I have a 1960 danish sofa (teak I think) and the main front beam is bowed by about 3 cm over the 150cm length. It was stored in dampish garage for about 6 years.. The cross section is roughly an L shaped about 9cm x 5cm (Each part a maximum of 3cm thick). 

Looking at different methods, I would prefer not to plane or remake the piece as, ideally, it would be good to keep as much to the original as possible.

What other options would you recommend? Steaming & clamping?

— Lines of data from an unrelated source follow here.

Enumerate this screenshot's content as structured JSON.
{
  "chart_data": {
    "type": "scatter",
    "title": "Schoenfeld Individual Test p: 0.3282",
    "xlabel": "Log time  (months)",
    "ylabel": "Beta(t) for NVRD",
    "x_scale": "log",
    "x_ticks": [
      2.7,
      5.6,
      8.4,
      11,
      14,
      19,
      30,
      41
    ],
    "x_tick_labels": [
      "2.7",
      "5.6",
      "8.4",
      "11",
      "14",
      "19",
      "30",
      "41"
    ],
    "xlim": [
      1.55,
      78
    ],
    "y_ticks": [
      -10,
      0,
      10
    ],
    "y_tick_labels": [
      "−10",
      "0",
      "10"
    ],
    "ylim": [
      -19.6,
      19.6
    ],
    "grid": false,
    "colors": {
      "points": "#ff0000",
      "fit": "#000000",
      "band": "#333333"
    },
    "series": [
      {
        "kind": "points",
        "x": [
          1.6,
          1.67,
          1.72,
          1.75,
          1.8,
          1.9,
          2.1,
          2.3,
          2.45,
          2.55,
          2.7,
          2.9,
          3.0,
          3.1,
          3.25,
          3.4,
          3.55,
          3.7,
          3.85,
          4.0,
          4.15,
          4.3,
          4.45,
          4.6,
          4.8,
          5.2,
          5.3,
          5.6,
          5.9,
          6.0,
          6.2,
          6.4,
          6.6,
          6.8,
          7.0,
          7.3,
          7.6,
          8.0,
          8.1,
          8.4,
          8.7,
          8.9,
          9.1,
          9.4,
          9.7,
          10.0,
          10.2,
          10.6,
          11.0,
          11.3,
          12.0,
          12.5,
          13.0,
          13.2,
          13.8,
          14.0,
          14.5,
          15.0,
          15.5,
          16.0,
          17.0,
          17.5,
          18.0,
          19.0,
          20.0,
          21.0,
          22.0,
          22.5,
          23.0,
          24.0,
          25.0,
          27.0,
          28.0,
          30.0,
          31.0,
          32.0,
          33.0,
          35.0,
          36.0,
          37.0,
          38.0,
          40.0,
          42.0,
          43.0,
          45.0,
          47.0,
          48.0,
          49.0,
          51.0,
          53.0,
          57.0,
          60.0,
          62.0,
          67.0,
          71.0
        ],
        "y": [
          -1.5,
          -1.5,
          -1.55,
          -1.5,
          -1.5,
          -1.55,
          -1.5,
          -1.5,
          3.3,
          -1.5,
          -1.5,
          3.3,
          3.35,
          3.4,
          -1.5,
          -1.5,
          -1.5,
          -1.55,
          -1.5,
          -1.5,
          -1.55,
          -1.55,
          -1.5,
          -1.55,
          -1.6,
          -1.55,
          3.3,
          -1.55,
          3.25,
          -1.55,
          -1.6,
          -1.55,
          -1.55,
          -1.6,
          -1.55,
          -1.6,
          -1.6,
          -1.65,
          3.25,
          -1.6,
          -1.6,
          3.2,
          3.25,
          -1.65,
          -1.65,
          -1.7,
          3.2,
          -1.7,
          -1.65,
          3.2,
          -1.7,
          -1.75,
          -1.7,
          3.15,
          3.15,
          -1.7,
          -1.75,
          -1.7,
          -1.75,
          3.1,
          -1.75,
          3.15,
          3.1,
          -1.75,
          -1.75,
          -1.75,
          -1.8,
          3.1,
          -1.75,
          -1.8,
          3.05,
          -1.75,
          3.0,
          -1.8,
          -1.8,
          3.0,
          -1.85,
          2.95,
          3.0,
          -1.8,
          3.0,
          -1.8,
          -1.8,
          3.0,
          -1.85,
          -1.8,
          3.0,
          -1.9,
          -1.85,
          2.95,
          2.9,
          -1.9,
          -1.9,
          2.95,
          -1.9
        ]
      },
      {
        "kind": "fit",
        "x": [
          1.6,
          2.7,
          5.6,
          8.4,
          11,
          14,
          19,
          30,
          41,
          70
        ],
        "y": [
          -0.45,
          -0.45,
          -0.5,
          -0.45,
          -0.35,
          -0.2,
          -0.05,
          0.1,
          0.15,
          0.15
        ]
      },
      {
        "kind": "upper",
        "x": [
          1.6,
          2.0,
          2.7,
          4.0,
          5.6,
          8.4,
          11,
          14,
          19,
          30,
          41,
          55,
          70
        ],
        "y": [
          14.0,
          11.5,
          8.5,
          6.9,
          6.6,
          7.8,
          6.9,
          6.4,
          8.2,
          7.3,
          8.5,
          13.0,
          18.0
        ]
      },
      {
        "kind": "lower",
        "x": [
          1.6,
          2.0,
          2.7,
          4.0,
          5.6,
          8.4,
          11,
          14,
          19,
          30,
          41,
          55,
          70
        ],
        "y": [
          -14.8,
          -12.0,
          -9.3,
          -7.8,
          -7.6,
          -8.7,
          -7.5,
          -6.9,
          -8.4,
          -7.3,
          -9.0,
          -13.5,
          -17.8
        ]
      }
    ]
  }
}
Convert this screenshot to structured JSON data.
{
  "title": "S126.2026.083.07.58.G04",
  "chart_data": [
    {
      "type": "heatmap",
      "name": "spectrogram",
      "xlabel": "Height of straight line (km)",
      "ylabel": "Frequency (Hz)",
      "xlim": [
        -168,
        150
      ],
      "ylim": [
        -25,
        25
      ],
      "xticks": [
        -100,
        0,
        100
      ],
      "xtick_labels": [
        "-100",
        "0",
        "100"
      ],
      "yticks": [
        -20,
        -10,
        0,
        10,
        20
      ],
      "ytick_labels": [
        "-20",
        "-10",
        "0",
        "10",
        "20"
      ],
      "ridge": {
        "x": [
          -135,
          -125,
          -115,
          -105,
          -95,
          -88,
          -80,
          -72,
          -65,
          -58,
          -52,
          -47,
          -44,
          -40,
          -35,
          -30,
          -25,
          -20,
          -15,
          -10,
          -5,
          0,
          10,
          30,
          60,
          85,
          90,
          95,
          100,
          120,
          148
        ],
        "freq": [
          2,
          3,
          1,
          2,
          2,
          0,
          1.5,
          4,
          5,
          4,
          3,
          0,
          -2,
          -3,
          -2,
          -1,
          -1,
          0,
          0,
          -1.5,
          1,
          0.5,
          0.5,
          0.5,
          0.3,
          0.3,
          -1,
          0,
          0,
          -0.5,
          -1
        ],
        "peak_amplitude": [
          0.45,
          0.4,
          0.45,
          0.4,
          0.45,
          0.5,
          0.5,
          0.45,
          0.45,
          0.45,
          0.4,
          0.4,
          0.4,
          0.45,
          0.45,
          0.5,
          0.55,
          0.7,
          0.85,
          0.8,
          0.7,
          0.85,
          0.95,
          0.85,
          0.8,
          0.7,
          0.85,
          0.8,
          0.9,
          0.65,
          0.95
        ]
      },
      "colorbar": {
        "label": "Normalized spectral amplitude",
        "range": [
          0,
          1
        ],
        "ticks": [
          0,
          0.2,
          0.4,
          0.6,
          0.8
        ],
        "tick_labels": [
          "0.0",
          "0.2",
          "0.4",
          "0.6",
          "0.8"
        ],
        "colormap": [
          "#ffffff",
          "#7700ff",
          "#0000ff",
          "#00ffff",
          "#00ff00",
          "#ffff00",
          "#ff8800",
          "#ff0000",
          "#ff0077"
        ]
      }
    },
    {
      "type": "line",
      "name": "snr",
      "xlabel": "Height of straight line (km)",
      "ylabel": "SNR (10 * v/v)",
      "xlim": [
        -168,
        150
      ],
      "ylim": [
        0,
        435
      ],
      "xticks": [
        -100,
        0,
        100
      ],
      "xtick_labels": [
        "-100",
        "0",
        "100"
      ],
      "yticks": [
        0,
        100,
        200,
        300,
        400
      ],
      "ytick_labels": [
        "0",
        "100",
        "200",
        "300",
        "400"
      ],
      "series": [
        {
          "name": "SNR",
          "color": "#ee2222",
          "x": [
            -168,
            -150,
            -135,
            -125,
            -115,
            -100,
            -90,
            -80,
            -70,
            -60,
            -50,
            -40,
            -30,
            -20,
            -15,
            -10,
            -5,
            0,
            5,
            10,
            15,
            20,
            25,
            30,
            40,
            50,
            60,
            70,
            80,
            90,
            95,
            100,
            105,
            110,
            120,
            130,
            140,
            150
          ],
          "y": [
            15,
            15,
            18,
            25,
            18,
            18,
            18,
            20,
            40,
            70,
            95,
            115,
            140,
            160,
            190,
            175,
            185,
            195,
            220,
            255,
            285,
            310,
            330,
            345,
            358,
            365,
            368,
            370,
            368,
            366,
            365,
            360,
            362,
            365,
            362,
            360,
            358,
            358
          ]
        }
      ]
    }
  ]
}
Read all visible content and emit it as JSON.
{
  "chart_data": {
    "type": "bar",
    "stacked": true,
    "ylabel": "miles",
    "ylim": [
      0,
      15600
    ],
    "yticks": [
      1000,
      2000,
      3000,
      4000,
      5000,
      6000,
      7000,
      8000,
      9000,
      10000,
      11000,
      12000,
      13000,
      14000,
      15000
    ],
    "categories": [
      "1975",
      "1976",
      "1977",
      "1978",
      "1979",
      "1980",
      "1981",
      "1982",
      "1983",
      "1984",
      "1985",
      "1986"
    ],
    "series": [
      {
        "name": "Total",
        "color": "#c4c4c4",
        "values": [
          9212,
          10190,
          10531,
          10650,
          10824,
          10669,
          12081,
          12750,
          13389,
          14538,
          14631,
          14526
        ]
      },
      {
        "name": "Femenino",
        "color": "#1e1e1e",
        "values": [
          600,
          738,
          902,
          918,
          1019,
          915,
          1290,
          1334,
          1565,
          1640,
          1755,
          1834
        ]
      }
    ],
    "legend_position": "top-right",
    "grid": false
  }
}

Heating & clamping? or something else?
or is this a lost cause?

(I am just looking for a picture, I might have to post it later when I get to the workshop)


----------



## TheTiddles (29 Jul 2021)

Sounds like it’s bent through use rather than storage, so if it’s not strong enough even if you can bend it back perfectly, the same problem will arise again.
So I’d bolt some box-section steel to the back of it or similar, dragging the wood back straight with it


----------



## Cabinetman (29 Jul 2021)

TheTiddles said:


> Sounds like it’s bent through use rather than storage, so if it’s not strong enough even if you can bend it back perfectly, the same problem will arise again.
> So I’d bolt some box-section steel to the back of it or similar, dragging the wood back straight with it


 Yes that’s exactly what I was just going to suggest except I was going to say angle iron


----------



## okeydokey (29 Jul 2021)

Leave it as it is! or consider putting an additional "leg" in the middle of the bow reaching to the floor


----------



## Graham3D (30 Jul 2021)

I went to photograph is yesterday and it has straightened out a lot just being in my workshop at room temperature for 4 years. It is still bowed but only by about 1cm in one axis and 6mm in the other. I was going to soak it but figured that could leave me in a worse mess. I think I will just repair the cross bean and hope it settles back in to shape.
It looks exactly like this one so it would be worth quite a lot if I can restore it to a reasonable condition. 





Peter Hvidt + Orla Mølgaard- Nielsen Fd45 Teak + Cane Loveseat For Sale at 1stDibs


For Sale on 1stDibs - Origin: Danish Designer: Peter Hvidt & Orla Mølgaard-Nielsen Manufacturer: France & Daverkosen Era: 1960s Materials: Teak, wool Measurements: 64.5? wide




www.1stdibs.co.uk


----------



## Stevekane (30 Jul 2021)

Its not supposed to be like that is it?


----------



## Stevekane (30 Jul 2021)

Posted in error,,,


----------